There is a perception that those with more than $1.6 million in super once retired will only have to pay 15% tax on the earnings from assets they have above this threshold. We’re told this is a concessional tax rate.
I think this is misplaced and probably misleading.
As we all know our personal tax rates increase as our income increases. For example, those earning more than $80,000 pay 37% between that amount and $180, 000. They also pay the Medicare levy so the total tax rate is 39%. In last May’s Federal budget the government said the 37% tax rate should cut in at $87,000 rather than $80,000. The amending legislation for this change has been introduced into Parliament and at this stage it looks like it will get through Parliament with the ALP’s support and maybe others.
On the other hand, we tax both super funds and companies at a flat tax rate which is a completely different approach. Many larger companies are taxed at 30% whereas super funds are taxed at 15% for income and assessable capital gains earned on non-pension assets, and 0% per cent for all income and realisable capital gains earned on pension assets.
The problem with how our personal tax rates work is that it clouds decisions and perceptions. How often have you heard that those who pay the highest marginal rate – 49% including Medicare – receive a 34% benefit for investing in super? Thirty four being the different between 49 and 15.
Personally I think this view is incorrect and amazingly lazy research. But we’ve all heard the line of Joseph Goebbels – “If you tell a lie big enough and keep repeating it, people will eventually come to believe it.”
As noted, the super tax rates are flat tax rates and the personal tax rates are progressive – you can’t compare the marginal rate of personal income taxes with a flat rate. It’s like the old saying – you’re comparing apples and oranges.
The only way to do a proper comparison is to turn personal rates into an average tax rate so we have comparable data. That is, we need to work out approximately how much tax you pay for every dollar of taxable income – that is, assessable income less allowable deductions you earn.
For example, someone with a taxable income of $90,000 – and a marginal tax rate of 39% including the Medicare Levy – will pay $22,732 in tax. In this case their average tax rate is roughly 25%. Someone with a taxable income of $200,000 has an average tax rate of 34%. All these rates assume the government can legislate an increase to the income threshold to $87,000.
You will pay an average of 15% – including Medicare Levy – on your personal income when you have taxable income of about $43,350.

* assuming the 2% Medicare Rate has to be paid
One point of interest here is when you would pay an average of 30% tax – that is, the same rate as that paid by large companies. The answer is taxable income just under $138,000.
However, many people pay net tax much less than their headline average rate because of tax concessions, refunds and deductions that they claim and are entitled to receive. For example, the Family Tax Benefit and Child Care Rebates/Benefits. Some people also have a large salary and are entitled to substantial tax deductions – for example, because of deductions on the costs of investing in residential real estate or margin lending arrangements.
In reality you have to have personal income of more than $1.7 million to be paying an average of 49% tax on your total income.

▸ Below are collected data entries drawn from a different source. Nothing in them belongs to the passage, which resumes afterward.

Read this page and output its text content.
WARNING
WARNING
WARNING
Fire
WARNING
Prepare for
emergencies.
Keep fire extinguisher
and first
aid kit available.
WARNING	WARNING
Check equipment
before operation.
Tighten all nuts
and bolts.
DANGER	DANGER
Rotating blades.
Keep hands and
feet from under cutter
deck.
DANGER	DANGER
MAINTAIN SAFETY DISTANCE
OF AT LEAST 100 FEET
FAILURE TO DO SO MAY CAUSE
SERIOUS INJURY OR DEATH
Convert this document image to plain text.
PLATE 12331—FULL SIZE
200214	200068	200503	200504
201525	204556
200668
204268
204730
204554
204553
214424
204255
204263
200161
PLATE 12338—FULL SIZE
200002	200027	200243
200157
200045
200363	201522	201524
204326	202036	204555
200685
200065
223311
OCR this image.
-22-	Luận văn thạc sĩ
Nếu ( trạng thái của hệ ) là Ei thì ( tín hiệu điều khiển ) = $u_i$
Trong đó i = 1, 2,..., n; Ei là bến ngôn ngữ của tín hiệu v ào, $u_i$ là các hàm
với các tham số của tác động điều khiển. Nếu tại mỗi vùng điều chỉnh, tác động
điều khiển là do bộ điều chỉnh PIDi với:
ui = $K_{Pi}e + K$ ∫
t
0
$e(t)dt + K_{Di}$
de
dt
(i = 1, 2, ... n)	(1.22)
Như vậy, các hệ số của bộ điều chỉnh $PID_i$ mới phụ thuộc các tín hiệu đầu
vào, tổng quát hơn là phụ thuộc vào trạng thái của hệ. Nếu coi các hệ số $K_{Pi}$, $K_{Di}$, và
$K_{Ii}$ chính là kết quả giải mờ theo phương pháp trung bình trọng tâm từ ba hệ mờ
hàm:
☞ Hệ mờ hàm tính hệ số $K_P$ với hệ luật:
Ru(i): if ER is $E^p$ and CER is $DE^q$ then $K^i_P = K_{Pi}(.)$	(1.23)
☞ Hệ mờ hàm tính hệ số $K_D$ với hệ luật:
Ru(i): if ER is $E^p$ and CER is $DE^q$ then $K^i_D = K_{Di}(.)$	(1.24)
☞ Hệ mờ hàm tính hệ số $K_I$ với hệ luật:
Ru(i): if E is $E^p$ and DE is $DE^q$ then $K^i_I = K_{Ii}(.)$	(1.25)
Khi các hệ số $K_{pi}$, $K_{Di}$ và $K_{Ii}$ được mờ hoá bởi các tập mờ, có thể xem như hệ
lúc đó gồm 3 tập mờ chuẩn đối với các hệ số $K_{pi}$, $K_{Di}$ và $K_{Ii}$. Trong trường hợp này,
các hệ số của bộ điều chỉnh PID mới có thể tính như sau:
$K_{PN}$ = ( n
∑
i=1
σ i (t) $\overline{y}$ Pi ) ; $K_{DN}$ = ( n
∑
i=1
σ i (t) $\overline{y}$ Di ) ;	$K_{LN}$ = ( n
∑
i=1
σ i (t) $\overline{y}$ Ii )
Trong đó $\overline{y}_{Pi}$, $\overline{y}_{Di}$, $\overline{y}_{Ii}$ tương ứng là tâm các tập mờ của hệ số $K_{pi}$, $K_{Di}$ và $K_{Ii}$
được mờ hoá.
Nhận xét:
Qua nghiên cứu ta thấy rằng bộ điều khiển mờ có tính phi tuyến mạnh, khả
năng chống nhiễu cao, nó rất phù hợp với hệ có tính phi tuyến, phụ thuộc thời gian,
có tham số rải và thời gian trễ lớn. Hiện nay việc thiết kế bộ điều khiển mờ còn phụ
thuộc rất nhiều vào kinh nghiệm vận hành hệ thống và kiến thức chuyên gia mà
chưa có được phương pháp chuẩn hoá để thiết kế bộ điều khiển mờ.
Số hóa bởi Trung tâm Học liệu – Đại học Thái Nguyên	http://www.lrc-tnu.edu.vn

So let’s now talk about those with more than $1.6 million in super assets. As I said, the claim is that any money above this amount will “only” be taxed at 15%.
But as we have noted you need about $44,000 income to have an average of 15% tax on that income. Term deposits are currently paying about 3 per cent. This means you need about $1.46 million in non-pension super assets before you would be paying a concessional rate of tax in your super fund compared to the tax you would pay with personal income. For those invested in the share market, they would need an additional $733,000 in net assets above the $1.6 million threshold (assuming a 6% yield including the franking credits, with 75% of dividends franked).
Respectively, this means superannuants would need at least $3.0 million or $2.3 million, depending on where you have you invested your money, in super before you could say that they are receiving a concessional tax rate on their super monies above $1.6 million. These are substantial sums of money that few have now and even fewer will attain in the future because of the limits to the amount of money you can contribute into super.
Now it is true that income and capital gains earned up to the first $1.6 million is tax-free. It’s important to acknowledge this concession.
However it is often said that amounts above the $1.6 million amount are taxed at only 15% and this is a concessional rate. My point is that this statement is only true for people with very high super balances.